Fire inspector badge stops bloody Christmas Eve knife attack

Copyright 2002 Bergen Record Corporation
The Record (Bergen County, NJ)...12/27/2002

RICHARD COWEN, STAFF WRITER

All Doug Burns was trying to do was get his wife and kids home in time for Santa's visit. But what the Pompton Lakes fire inspector did on that Christmas Eve drive was show them what it takes to restore peace on earth.

Burns saw a commotion in front of the Mexicana bodega on Wanaque Avenue around 11:15 p.m. One man swung what looked like a lead pipe. Instinctively, Burns jammed on the brakes, got out, and ran toward the melee.

"I didn't even think about it," Burns said. "I just got out of the car and ran toward the crowd."

His wife, Sue, frantically blew the horn - hoping that any Pompton Lakes policemen in the area would respond.

The lead pipe turned out to be a 17-inch knife. And it had already found its mark.

Burns saw the blood flowing from Gerardo Almazan's arm. And he saw the rage in the eyes of the man who was about to take another swing, whom police later identified as Joel Bravo, 30.

Burns pulled out the badge he carries identifying him as a fire inspector for the Pompton Lakes Fire Department and stuck it in the man's face.

"There was really nothing between him and me to stop him," Burns said. "He could have kept right on going with the knife. But I guess when he saw the badge, he thought I was a police officer, and he stopped."

For a moment, time stood still. The assailant, his eyes downcast, still held the knife. The crowd stood frozen, waiting for someone to make the next move. Burns' three children, Breanne, 12, Cooper, 8, and Colton, 7, stared at their father from the car, eyes wide with terror.

Sue kept honking the horn and then told Breanne to grab the cellphone from her pocketbook and dial 911.

Then suddenly, it was over. The assailant let go of the knife, and it clanked onto the sidewalk. Burns kicked the knife across the sidewalk, far enough so the assailant couldn't reach it. Then came the wail of sirens.

Pompton Lakes police arrived and arrested Bravo. Meanwhile, Sue Burns took Cooper's shirt off and made a tourniquet to stop the bleeding from Almazan's arm. Then they waited for the ambulance to arrive.

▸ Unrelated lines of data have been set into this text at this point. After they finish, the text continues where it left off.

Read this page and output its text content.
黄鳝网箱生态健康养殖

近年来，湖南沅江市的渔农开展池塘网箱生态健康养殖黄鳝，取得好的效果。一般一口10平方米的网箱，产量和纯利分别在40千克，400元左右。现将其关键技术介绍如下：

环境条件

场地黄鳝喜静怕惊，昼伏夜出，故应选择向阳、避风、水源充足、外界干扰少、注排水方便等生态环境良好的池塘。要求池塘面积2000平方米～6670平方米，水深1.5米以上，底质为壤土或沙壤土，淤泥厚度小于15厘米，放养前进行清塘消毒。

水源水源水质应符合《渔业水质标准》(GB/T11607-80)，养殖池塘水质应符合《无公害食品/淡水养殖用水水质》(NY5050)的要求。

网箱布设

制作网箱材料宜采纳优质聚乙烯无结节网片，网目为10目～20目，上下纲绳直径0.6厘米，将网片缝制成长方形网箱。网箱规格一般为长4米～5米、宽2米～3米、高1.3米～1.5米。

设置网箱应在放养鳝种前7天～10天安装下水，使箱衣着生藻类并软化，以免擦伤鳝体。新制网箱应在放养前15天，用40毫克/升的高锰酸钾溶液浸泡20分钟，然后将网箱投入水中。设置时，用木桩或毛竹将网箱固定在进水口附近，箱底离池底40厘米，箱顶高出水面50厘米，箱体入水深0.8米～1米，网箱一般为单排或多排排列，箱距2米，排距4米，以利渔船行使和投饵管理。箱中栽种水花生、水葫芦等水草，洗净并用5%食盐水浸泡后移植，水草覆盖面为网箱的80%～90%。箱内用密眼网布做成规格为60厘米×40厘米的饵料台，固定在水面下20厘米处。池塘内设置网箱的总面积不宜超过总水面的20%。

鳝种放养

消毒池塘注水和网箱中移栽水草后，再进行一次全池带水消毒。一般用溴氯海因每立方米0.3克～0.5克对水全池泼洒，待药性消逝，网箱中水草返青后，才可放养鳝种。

Doug Burns spent the early hours of Christmas morning at the Pompton Lakes police station, filling out a statement. Bravo was curled up in a jail cell, asleep and facing aggravated assault and weapons charges. Sue Burns faced the difficult task of putting her excited children to bed, which is never easy on the night before Christmas.

"The kids were a little bit shook up," Sue Burns said. "You don't think things like this would happen in a small town. But that's the world we live in. I thought about it later. What if he hadn't dropped the knife? Thank God that badge worked."

Pompton Lakes police preferred to stress the calculation in Burns' derring-do: "He did an outstanding job, and I commend him," said Detective Sgt. Steve Siegfried. "But he took a big chance. God forbid that guy hadn't dropped the knife."

Burns, who is the director of training and development for the New York Mercantile Exchange, works right across the street from the site of World Trade Center. He says that the attack changed his perspective.

"I think since then I've become more alert to what is going on around me," Burns said. "You either act to stop something bad from happening, or you don't. I feel pretty good about what I did."